La plus vieille saline de Bretagne a été dévastée par le passage de la tempête Céline. Avec la pluie et les forts coefficients de marée, la mer est passée par-dessus les digues et a envahi les bassins de récolte. Surtout, elle a emporté 60 tonnes de sel stockées sur les bords. L'équivalent de plusieurs années de salaire.
En arrivant ce dimanche matin sur la saline de Truscat, qu'il exploite avec son épouse depuis 2016, Olivier Chenelle ne peut que brandir son smartphone et filmer.
"La récolte de sel est partie" peut-on entendre, par bribes, malgré le son du vent dans le micro. "C'est monté tellement haut que mon pont s'est surélevé, mes planches sont parties" constate Olivier Chenelle.
"Les niveaux d'eau sont énormes" rajoute Olivier Chenelle, qui joint par téléphone, complète : "Là où il y a normalement 60 centimètres d'eau, il y avait deux mètres".
Depuis 2016, Olivier Chenelle et son épouse Audrey exploitent les 30 bassins de récolte, d'évaporation, et le bassin de réservoir d'eau de mer alimenté par un étier.
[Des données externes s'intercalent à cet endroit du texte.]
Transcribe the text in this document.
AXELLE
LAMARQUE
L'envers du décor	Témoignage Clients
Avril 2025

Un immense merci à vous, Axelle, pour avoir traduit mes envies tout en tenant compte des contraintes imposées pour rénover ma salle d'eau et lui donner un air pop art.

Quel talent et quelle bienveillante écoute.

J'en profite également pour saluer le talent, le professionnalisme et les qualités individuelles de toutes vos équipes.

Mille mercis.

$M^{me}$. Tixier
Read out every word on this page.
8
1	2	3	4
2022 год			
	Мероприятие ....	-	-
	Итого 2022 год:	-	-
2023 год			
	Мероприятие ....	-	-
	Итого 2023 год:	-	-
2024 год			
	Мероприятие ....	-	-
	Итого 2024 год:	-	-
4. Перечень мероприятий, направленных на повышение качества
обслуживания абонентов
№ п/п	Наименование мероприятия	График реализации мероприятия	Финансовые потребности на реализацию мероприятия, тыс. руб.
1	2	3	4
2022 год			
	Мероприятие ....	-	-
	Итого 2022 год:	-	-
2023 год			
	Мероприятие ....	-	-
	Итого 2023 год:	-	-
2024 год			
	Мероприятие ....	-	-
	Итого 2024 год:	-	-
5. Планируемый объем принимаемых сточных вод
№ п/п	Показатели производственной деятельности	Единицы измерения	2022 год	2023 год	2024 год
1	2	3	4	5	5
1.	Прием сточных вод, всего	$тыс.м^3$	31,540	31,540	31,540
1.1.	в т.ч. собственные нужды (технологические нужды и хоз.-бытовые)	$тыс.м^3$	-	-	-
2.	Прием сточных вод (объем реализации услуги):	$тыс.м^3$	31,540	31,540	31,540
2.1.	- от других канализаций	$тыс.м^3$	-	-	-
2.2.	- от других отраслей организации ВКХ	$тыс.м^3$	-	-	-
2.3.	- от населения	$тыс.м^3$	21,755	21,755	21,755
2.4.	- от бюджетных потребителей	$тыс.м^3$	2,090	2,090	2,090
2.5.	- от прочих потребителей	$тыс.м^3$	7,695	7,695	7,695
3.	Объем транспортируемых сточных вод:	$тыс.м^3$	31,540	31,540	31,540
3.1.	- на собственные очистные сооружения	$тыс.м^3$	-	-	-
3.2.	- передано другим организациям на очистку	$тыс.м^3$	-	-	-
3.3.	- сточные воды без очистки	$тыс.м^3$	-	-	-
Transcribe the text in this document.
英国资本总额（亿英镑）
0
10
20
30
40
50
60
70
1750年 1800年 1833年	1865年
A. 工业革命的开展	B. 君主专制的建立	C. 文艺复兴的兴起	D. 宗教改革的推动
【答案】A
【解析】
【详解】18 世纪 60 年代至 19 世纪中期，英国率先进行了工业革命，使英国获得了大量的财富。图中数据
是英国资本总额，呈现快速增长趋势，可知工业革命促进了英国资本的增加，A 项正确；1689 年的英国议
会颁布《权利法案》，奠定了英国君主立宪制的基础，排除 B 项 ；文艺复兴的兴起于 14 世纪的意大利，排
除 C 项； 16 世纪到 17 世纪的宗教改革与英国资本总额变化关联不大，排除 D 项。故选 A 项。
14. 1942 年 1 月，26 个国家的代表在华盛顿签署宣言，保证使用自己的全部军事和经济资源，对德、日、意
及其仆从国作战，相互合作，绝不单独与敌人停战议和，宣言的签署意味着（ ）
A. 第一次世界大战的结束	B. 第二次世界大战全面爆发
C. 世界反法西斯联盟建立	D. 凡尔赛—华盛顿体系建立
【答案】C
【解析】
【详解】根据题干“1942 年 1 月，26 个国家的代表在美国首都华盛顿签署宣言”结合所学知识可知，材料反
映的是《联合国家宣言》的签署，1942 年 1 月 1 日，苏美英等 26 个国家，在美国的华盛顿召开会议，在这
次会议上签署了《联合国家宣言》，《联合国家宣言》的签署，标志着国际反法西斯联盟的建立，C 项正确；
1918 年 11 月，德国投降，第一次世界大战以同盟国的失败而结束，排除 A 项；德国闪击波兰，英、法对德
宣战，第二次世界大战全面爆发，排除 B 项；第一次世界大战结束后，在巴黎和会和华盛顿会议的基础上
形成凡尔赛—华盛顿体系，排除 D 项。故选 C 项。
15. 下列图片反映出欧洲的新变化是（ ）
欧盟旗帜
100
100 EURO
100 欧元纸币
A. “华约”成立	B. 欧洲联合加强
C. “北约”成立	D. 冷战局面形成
C'est par ce petit canal, alimenté lors des grands coefficients de marée, que la mer a cette fois envahi la vasière et ses bassins. Ces derniers, de différents niveaux, mettront beaucoup plus de temps à se vider. Il sera alors temps d'évaluer complètement les dégâts.
5 ans de récolte perdus
Une chose est sûre et irrémédiable : le stock de sel qui reposait sur les digues d'argile a "littéralement fondu, comme dans les contes pour enfant" se désole Audrey. Ce sont 60 tonnes de sel qui ont été emportées, une réserve de salaire pour les 5 ou 6 ans à venir" estime-t-elle.
Car la saline de Truscat, la plus ancienne saline de Bretagne, ne donne pas tous les ans. Cet été par exemple, lorsqu'une équipe de France 3 Bretagne était venue faire un reportage, il n'y avait pas eu de récolte à cause de la pluie et des orages. C'était loin d'être un drame pour Olivier Chenelle, qui voue une grande vasière de l'exploitation à la découverte pédagogique du marais. L'été précédent avait été une très bonne récolte, qui mettait au répit pour quelques années - enfin - l'exploitation.
La saline de Truscat, qui a cinq siècles, est restée 150 ans abandonnée. Il a fallu poldériser, refaçonner les bassins qui constituent le marais salant, avant de pouvoir profiter de la production naturelle qu'ils vendent en circuit court sur les marchés.
"Dans un an, si tout va bien, si l'été veut être généreux en soleil, on aura à nouveau un salaire" estime Olivier, qui veut relativiser le drame. "Il faut simplement reconstruire les choses, c'est encore de l'énergie, et puis peut-être un soutien financier".
C'est le réflexe qu'a eu Audrey Chenelle, dans son "état de sidération" : créer une cagnotte en ligne, même si le chiffrage des besoins n'est pas effectué. Un réflexe qui n'est pas étonnant. C'est un financement participatif qui a aidé à la reprise et la restauration de cette saline, après avoir exploité celle de Saint-Armel.
"La nature reprend ses droits"
En revanche, Audrey s'attend à batailler pour toucher des assurances. En effet, la saline relève du régime de la Mutualité Sociale Agricole. Mais "on ne sait pas s'il va y avoir un arrêté de catastrophe naturelle, je pense que ce ne sera pas le cas, car il n'y a pas eu une grosse catastrophe liée à cette tempête, autre que la nôtre."
Olivier Chenelle, lui, se dit assez fier de ne pas dépendre d'aide ou de subvention. En outre, sa production peut être stockée et ne dépend pas de cours mondiaux. "Nous, on a la chance, quand on a du stock, de pouvoir tenir quelques années".
Un trésor de sel qu'il songera à stocker dans un endroit plus sûr, "comme cela se fait à Guérande". Sauf que là où à Guérande on se sert de tracteurs et de camions, "moi j'accède à mes bassins à la brouette".
En attendant, face à ce coup du sort, il considère - philosophe - que "la nature a repris ses droits".